AliyunContainerService / gpushare-device-plugin

GPU Sharing Device Plugin for Kubernetes Cluster
Apache License 2.0
468 stars 144 forks source link

Question: request gpushare on the same GPU #43

Open xhejtman opened 3 years ago

xhejtman commented 3 years ago

Hello,

is it possible for several pods to request gpu share on any but same gpu card? E.g., if you have stateful set consisting of Xserver container and application container, you need those two share the same gpu card.. I would request like 1G mem for each of the containers however, if I have more than one GPU per node, I have no guarantees they use the same device, right?

wsxiaozhang commented 2 years ago

by default, gpushare scheduler will try to allocate different pods on gpu cards with "Binpack" first policy. Binpack means multiple pods who request gpu memory, will be placed on same card of same node, in order to leave as many free gpu cards for "big" job. In that case, yes, your two pod would be possible to share the same gpu card. however, that's a kind of best effort policy. Means those two pods still can be allocated to different cards, if the card which pod1 placed doesn't have enough memory for pod2. Then pod2 will be placed to another card.

xhejtman commented 2 years ago

Is there any chance to extending this plugin so that it would be possible to request allocation from the same physical card?
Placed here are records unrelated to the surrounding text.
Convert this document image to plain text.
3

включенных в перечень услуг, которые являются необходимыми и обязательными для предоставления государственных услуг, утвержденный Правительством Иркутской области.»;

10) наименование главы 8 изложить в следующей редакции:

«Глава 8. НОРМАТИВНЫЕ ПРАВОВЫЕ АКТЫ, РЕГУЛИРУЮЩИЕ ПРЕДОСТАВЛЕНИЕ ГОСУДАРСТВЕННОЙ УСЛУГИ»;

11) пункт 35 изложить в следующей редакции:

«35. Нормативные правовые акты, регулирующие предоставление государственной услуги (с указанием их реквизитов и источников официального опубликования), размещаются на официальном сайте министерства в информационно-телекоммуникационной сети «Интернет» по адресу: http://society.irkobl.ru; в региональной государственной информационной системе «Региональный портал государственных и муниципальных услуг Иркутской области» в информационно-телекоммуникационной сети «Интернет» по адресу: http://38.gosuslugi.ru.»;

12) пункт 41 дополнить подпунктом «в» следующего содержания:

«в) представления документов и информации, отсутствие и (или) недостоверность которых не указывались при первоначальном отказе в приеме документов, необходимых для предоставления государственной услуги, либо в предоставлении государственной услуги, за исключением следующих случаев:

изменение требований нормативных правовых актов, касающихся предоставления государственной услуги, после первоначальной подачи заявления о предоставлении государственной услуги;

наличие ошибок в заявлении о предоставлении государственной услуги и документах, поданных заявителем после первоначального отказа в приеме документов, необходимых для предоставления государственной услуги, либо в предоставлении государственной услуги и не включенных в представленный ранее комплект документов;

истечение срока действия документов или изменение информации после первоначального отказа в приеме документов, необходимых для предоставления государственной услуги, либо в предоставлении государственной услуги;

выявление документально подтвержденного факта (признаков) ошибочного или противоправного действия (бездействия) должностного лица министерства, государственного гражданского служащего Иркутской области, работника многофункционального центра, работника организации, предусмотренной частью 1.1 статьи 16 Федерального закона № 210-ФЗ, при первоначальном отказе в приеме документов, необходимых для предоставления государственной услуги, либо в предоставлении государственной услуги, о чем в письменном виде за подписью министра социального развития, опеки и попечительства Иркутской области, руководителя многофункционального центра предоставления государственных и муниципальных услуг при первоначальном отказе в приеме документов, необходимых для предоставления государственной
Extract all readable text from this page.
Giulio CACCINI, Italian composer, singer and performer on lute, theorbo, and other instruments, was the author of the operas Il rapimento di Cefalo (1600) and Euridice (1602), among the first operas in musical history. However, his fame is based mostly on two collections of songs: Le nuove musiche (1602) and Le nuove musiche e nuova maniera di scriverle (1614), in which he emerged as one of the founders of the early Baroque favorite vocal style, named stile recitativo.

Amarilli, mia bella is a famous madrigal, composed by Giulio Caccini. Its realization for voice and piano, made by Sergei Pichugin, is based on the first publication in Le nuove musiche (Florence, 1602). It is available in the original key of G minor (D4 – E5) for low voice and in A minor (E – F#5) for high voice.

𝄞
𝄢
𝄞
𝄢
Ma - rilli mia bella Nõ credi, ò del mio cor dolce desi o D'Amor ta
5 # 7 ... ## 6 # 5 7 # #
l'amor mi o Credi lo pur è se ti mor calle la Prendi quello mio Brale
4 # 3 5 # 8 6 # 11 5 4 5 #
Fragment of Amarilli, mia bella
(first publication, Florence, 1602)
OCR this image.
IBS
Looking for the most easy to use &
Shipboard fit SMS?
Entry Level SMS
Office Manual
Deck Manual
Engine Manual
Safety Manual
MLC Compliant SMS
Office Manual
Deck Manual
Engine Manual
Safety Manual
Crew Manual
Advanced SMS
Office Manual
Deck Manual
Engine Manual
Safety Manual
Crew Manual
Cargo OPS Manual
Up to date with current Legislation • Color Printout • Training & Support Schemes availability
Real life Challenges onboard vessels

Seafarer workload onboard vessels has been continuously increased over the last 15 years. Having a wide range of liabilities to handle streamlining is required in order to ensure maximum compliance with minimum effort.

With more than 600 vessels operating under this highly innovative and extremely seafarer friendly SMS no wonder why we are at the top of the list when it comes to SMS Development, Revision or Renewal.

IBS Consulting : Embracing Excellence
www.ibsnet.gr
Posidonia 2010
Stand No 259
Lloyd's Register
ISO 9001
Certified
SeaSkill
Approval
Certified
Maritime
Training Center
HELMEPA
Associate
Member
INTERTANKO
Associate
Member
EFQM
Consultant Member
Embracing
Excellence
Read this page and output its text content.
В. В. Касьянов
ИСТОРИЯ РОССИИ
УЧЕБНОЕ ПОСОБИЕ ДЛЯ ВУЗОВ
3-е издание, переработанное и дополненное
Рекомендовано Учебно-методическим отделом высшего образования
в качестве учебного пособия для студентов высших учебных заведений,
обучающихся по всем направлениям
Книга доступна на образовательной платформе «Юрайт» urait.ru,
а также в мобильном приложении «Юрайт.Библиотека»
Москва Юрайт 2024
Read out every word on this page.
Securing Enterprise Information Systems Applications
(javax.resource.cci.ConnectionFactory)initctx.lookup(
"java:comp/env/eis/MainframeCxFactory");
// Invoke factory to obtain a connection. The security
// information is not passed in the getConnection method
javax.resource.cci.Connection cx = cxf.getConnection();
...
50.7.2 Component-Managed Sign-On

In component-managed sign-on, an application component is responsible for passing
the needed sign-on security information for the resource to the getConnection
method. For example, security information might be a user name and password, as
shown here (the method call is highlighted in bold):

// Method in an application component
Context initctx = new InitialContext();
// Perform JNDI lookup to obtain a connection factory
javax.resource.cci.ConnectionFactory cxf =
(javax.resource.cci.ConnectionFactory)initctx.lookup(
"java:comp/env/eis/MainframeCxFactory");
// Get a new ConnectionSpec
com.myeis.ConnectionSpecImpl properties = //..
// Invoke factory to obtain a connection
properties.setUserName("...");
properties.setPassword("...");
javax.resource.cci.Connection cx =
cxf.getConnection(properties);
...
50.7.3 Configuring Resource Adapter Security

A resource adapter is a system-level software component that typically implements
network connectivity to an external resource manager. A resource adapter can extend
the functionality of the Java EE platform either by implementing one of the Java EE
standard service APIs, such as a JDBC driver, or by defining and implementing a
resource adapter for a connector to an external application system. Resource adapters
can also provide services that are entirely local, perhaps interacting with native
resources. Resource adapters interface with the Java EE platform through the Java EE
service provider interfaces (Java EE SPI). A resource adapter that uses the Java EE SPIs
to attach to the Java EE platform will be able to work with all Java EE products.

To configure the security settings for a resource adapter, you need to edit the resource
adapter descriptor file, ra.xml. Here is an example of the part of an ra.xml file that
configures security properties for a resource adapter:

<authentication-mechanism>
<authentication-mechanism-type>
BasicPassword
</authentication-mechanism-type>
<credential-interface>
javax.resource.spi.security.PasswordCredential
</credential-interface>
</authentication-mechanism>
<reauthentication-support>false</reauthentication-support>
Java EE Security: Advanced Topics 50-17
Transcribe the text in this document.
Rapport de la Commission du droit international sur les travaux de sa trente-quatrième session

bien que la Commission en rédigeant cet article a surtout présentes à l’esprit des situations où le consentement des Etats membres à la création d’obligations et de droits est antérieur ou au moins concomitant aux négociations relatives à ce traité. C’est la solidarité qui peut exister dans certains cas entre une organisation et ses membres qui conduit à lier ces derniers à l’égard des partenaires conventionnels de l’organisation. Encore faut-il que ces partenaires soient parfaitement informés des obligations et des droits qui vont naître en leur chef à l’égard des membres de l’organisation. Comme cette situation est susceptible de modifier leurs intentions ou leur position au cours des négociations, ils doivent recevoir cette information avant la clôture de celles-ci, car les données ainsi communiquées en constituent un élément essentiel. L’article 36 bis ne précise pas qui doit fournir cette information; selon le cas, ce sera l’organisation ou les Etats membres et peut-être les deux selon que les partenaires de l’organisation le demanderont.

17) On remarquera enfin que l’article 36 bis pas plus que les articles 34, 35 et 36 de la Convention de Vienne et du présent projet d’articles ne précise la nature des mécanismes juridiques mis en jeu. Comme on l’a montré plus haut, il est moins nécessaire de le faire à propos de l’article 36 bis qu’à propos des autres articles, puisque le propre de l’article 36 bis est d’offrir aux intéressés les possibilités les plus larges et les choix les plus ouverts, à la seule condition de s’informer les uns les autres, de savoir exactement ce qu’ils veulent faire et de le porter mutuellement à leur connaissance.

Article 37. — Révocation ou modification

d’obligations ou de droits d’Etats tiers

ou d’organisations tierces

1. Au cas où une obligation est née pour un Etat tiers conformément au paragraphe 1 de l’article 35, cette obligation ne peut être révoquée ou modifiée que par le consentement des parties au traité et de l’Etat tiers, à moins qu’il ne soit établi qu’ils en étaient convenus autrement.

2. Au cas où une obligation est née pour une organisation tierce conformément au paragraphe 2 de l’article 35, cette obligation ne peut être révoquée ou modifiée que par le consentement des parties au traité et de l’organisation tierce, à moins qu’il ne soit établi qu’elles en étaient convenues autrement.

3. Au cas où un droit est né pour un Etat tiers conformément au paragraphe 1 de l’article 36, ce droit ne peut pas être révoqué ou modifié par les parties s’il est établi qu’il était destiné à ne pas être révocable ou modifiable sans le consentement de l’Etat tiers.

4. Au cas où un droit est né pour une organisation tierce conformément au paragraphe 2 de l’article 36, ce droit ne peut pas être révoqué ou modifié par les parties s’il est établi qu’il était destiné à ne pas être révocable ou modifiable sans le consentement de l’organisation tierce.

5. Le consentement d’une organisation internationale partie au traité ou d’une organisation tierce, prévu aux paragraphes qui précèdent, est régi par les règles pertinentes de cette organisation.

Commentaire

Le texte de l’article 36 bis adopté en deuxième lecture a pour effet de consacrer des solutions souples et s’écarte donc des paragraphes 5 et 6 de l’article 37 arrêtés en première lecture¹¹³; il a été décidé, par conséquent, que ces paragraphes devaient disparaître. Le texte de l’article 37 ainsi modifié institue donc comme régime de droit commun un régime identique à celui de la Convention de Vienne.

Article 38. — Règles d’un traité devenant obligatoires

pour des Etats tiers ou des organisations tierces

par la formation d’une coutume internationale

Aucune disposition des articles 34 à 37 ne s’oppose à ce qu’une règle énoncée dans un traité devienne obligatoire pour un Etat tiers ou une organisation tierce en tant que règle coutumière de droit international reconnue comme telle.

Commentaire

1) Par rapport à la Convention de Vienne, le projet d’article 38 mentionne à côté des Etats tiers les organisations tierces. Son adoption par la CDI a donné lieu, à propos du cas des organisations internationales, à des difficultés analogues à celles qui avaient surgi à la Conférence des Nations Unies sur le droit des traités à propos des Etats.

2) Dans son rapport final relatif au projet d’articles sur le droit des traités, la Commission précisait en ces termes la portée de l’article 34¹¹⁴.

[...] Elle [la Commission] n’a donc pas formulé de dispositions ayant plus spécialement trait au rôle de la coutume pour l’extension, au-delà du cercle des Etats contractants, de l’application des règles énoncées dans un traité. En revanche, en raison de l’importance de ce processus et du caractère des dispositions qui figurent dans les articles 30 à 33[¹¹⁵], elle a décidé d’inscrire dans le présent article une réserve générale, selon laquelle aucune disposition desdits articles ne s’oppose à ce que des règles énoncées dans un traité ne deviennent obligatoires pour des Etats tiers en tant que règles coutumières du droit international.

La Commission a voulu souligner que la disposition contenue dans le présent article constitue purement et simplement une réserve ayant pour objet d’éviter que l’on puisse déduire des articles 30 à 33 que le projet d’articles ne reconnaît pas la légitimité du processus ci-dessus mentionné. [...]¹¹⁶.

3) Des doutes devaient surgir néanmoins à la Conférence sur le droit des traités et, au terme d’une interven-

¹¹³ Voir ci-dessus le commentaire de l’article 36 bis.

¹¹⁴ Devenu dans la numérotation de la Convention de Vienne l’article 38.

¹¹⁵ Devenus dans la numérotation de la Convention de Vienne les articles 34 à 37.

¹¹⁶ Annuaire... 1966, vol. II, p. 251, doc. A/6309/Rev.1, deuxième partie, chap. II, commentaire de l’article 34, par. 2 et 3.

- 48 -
It is usable for Statefulset deployments where you might need to share the same physical gpu among all containers.

swood commented 2 years ago

I'm trying to use this plugin and use your example code and it seems it doesn't work as declared.

ALIYUN_COM_GPU_MEM_DEV=14
ALIYUN_COM_GPU_MEM_CONTAINER=2
2021-11-11 22:22:59.635156: I tensorflow/core/platform/cpu_feature_guard.cc:137] Your CPU supports instructions that this TensorFlow binary was not compiled to use: SSE4.1 SSE4.2 AVX AVX2 FMA
2021-11-11 22:22:59.675793: E tensorflow/core/common_runtime/direct_session.cc:170] Internal: failed initializing StreamExecutor for CUDA device ordinal 0: Internal: failed call to cuDevicePrimaryCtxRetain: CUDA_ERROR_INVALID_DEVICE
/usr/local/lib/python3.5/dist-packages/h5py/__init__.py:36: FutureWarning: Conversion of the second argument of issubdtype from `float` to `np.floating` is deprecated. In future, it will be treated as `np.float64 == np.dtype(float).type`.
  from ._conv import register_converters as _register_converters
0.1
Traceback (most recent call last):
  File "/app/main.py", line 40, in <module>
    train(fraction)
  File "/app/main.py", line 23, in train
    sess = tf.Session(config=config)
  File "/usr/local/lib/python3.5/dist-packages/tensorflow/python/client/session.py", line 1482, in __init__
    super(Session, self).__init__(target, graph, config=config)
  File "/usr/local/lib/python3.5/dist-packages/tensorflow/python/client/session.py", line 622, in __init__
    self._session = tf_session.TF_NewDeprecatedSession(opts, status)
  File "/usr/local/lib/python3.5/dist-packages/tensorflow/python/framework/errors_impl.py", line 473, in __exit__
    c_api.TF_GetCode(self.status.status))
tensorflow.python.framework.errors_impl.InternalError: Failed to create session.

This situation occurs when I increase number of replicas to two:

apiVersion: apps/v1
kind: Deployment

metadata:
  name: binpack-1
  labels:
    app: binpack-1

spec:
  replicas: 2

  selector: # define how the deployment finds the pods it mangages
    matchLabels:
      app: binpack-1

  template: # define the pods specifications
    metadata:
      labels:
        app: binpack-1

    spec:
      containers:
      - name: binpack-1
        image: cheyang/gpu-player:v2
        resources:
          limits:
            # GiB
            aliyun.com/gpu-mem: 2

I have three cards with 14Gb on each. However, I am not able to run two copies of this software. Why?